Я прокричала: «Да, я занимаюсь этим».
В начале 1958 года алжирцы в Париже были нежелательным элементом. Они жили точно приговоренные условно.
Аресты, безработица, неприязнь. Арезки ничем не возмущался.
— Это нормально, — говорил он. — Война.
И смеялся над моим негодованием. Он принимал свое положение парии. Иногда он рассказывал мне о страданиях, которые видел, о которых слышал. Однажды я упрекнула его в том, что его ничто не волнует.

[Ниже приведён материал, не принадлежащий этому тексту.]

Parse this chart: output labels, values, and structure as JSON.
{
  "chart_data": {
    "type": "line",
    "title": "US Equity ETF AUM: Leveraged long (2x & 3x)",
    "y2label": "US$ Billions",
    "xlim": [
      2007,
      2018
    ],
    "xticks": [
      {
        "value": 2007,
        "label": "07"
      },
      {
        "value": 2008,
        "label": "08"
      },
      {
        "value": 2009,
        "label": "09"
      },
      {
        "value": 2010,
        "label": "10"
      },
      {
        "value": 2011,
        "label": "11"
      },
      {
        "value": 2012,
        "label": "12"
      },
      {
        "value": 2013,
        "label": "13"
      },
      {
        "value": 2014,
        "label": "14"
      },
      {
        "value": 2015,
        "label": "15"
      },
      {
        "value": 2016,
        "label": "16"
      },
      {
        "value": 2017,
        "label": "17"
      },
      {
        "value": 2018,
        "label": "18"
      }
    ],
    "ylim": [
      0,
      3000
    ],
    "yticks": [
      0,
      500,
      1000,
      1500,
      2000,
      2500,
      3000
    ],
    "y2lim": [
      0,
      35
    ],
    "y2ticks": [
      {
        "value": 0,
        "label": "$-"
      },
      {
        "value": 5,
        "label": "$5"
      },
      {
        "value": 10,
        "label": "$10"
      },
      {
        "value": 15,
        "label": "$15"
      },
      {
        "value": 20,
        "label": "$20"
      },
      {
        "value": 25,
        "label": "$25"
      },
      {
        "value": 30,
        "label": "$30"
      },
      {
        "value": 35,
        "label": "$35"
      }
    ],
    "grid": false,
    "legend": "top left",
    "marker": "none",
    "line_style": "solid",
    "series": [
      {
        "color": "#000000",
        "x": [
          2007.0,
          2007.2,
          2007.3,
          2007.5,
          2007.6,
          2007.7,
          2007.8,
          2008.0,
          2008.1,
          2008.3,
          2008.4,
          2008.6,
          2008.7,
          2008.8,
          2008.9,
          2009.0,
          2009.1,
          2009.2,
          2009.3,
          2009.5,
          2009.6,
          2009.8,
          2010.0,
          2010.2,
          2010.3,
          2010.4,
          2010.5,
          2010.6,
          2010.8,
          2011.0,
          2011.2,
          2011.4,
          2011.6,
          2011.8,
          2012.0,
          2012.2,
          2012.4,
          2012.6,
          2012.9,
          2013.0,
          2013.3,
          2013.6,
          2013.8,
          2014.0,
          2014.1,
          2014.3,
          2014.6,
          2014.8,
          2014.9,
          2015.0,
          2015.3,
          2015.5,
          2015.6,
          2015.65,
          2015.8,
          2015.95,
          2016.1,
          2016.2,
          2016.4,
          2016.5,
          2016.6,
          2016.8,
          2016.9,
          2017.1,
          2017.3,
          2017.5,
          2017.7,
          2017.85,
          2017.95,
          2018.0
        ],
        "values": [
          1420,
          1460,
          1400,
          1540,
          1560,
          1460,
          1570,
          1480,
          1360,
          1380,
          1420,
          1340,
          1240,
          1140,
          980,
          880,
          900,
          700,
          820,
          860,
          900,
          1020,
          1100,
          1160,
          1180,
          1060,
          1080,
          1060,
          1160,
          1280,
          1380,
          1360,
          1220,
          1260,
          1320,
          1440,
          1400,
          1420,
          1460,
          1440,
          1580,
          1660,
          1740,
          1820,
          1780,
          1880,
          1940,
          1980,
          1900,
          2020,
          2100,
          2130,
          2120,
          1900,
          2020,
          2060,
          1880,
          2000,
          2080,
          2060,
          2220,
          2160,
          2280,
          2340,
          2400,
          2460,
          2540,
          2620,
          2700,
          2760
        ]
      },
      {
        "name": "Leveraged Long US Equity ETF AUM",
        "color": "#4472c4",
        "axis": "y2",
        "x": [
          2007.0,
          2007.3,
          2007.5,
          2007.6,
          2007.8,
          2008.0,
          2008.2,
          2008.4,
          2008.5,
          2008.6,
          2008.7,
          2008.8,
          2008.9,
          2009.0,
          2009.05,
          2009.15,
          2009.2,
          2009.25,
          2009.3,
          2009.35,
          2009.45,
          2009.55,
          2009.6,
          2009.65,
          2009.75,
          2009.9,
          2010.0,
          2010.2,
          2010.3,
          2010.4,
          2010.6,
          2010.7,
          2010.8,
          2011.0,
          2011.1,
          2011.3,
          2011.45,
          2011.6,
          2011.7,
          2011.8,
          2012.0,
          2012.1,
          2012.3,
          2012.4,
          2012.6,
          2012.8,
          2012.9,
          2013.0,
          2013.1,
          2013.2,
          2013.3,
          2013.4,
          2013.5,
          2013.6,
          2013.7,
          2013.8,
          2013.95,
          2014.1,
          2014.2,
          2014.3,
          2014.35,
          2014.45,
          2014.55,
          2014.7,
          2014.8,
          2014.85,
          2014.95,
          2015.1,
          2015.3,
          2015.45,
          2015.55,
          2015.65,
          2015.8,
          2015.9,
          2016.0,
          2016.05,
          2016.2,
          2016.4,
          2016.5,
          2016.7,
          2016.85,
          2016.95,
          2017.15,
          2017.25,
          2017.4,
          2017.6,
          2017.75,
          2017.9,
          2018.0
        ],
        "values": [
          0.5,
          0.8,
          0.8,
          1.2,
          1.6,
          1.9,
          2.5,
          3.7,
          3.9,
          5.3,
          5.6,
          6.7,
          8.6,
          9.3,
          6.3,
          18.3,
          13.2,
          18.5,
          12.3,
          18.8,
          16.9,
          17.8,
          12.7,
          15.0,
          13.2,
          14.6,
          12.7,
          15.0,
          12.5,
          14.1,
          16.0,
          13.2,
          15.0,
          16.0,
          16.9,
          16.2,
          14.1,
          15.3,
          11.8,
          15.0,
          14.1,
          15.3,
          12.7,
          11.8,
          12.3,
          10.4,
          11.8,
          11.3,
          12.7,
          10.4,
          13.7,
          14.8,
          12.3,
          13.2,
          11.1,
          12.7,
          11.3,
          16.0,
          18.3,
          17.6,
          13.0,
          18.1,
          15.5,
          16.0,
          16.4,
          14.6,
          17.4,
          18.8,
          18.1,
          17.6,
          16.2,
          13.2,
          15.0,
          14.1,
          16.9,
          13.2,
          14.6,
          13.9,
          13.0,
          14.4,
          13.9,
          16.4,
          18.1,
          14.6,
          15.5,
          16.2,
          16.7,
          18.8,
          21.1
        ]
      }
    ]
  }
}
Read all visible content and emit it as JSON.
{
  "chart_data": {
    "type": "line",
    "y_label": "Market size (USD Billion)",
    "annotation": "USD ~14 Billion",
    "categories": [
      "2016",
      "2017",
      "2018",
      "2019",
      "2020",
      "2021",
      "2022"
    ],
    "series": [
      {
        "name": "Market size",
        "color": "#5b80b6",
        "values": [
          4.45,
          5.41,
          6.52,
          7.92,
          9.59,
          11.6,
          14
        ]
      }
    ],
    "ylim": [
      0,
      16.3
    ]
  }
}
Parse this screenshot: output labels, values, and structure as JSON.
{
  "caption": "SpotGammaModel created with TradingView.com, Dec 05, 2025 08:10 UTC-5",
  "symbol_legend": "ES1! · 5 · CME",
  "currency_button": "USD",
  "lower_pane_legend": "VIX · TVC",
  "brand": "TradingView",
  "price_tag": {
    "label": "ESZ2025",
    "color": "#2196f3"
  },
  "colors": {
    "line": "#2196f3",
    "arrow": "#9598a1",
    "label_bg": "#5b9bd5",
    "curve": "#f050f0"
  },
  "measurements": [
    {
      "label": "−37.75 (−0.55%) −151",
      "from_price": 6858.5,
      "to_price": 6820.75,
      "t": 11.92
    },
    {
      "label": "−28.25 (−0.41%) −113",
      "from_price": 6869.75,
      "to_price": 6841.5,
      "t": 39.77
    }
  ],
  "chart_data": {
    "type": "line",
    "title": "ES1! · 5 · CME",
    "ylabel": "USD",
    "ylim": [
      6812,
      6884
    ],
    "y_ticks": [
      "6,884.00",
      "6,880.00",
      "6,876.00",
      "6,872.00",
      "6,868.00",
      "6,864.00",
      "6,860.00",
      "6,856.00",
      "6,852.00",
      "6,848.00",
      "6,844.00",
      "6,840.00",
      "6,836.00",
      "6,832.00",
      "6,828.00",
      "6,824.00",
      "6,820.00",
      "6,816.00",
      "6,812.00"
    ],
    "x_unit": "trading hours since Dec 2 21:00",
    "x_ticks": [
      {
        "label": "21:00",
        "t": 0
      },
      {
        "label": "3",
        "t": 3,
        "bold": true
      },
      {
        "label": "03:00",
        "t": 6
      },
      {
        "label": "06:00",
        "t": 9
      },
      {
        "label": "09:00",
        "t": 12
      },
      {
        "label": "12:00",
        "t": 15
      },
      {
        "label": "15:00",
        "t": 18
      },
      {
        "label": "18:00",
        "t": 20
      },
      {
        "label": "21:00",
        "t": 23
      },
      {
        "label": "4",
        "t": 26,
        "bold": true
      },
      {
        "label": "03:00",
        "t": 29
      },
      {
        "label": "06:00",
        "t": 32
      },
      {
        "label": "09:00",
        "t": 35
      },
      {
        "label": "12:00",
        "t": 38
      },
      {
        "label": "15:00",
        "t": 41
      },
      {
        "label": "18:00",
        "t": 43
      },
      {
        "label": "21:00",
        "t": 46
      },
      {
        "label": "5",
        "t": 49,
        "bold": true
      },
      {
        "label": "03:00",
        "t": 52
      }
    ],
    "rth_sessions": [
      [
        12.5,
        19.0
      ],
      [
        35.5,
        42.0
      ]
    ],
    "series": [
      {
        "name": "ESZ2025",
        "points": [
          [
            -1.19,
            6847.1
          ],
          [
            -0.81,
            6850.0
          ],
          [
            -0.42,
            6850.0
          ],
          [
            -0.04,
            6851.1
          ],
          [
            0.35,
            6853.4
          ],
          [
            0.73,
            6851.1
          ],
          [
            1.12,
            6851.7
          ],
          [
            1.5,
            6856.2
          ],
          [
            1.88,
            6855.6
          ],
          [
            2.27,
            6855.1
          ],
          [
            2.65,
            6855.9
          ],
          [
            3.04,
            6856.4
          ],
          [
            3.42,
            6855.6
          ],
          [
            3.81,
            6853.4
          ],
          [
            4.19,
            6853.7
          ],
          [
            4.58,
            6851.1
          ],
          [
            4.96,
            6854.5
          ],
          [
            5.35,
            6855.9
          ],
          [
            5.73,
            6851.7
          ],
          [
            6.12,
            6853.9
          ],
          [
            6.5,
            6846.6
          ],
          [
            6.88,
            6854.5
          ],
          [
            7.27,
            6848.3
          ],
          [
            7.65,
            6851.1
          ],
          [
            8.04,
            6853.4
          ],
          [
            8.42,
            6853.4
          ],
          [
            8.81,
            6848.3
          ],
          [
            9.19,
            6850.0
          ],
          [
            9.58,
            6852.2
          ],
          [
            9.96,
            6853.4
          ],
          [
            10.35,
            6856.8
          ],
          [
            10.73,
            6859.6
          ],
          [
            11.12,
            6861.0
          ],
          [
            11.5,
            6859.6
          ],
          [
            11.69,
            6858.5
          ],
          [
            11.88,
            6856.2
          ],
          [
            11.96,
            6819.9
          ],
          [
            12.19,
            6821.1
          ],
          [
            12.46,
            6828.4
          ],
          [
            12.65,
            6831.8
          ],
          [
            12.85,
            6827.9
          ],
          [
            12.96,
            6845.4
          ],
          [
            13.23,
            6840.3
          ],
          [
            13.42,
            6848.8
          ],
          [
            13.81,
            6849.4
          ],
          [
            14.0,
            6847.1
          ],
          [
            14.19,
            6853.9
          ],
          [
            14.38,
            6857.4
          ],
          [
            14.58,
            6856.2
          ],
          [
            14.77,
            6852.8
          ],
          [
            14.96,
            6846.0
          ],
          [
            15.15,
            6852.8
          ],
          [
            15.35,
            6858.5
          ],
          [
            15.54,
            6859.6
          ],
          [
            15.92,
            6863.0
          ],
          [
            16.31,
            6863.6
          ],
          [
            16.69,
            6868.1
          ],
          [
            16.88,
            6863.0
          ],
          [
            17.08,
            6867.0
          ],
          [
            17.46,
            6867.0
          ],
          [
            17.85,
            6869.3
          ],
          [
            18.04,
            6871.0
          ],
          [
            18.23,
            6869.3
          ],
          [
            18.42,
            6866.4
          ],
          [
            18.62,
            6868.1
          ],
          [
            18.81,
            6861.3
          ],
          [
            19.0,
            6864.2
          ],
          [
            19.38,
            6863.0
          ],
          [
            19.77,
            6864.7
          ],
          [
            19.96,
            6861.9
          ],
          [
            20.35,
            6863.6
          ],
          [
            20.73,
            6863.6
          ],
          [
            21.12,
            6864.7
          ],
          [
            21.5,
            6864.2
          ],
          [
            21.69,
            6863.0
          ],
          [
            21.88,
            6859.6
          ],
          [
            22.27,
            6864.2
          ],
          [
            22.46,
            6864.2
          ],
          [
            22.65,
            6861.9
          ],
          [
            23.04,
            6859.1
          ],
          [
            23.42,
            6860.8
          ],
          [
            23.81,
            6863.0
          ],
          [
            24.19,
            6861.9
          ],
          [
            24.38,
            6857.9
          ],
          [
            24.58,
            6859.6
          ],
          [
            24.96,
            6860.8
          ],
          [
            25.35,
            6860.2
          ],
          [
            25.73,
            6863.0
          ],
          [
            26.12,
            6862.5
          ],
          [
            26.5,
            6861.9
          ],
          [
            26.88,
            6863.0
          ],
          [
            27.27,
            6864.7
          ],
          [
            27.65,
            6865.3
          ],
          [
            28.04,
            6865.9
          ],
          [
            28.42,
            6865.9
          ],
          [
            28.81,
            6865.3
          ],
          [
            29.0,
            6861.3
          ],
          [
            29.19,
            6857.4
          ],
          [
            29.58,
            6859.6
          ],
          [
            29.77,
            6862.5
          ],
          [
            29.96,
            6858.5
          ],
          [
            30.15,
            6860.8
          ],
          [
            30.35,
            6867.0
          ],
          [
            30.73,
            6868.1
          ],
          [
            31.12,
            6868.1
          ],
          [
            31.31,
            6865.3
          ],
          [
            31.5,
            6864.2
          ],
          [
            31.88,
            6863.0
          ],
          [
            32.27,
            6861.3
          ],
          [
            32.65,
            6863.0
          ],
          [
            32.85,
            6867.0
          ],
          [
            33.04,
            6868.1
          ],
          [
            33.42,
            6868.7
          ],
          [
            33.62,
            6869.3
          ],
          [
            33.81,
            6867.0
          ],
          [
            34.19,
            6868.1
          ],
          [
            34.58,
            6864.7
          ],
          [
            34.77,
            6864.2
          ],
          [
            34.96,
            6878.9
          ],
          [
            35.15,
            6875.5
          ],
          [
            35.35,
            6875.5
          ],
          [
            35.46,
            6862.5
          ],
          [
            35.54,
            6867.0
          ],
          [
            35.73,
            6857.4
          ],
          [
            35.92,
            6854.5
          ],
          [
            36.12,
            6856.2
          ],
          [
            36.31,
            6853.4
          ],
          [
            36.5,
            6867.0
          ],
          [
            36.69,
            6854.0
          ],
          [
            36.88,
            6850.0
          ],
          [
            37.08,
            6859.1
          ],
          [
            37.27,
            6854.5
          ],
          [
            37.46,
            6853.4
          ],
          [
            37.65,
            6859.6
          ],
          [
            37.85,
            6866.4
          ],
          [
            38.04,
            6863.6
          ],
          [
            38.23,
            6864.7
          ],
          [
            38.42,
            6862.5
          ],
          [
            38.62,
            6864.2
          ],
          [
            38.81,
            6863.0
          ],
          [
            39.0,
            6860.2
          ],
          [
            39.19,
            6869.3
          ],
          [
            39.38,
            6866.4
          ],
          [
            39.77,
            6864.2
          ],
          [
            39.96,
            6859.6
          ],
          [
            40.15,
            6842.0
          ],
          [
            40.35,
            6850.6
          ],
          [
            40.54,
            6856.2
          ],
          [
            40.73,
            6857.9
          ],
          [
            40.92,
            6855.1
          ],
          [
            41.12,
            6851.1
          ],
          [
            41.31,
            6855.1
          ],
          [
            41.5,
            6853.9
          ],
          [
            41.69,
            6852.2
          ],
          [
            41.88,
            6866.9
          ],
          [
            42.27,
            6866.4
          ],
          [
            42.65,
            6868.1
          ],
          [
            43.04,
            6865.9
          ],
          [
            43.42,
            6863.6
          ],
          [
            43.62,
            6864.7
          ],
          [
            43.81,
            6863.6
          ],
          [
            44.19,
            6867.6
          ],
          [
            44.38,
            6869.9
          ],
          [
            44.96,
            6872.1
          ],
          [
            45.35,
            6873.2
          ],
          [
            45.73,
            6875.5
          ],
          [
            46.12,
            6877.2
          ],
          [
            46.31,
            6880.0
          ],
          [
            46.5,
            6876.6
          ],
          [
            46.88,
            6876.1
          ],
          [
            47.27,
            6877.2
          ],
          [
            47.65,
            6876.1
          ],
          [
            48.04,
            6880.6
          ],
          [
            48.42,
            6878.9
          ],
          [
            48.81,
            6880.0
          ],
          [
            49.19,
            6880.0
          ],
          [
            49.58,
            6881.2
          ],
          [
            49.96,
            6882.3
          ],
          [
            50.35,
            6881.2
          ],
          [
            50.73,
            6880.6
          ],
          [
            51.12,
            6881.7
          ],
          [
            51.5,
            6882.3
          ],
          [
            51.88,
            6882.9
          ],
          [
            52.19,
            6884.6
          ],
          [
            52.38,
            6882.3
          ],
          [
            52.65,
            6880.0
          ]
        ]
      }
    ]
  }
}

— Народ потерял пятьсот тысяч. И это еще не конец! Ты способна растрогаться пятьсот тысяч раз?
Однажды в субботу мы опять поехали в Нантерр. На стуле, лицом к печке, сидел человек, которого в первый раз не было, старомодный двубортный костюм с широкими остроконечными лацканами, черный в узкую белую полоску, висел на его сухом сутулом теле. Арезки бросился к нему. Они долго целовались, издавая радостные возгласы, что–то бормотали и опять обнимались. Наконец Арезки вспомнил обо мне и произнес ритуальное: «Это — Элиза».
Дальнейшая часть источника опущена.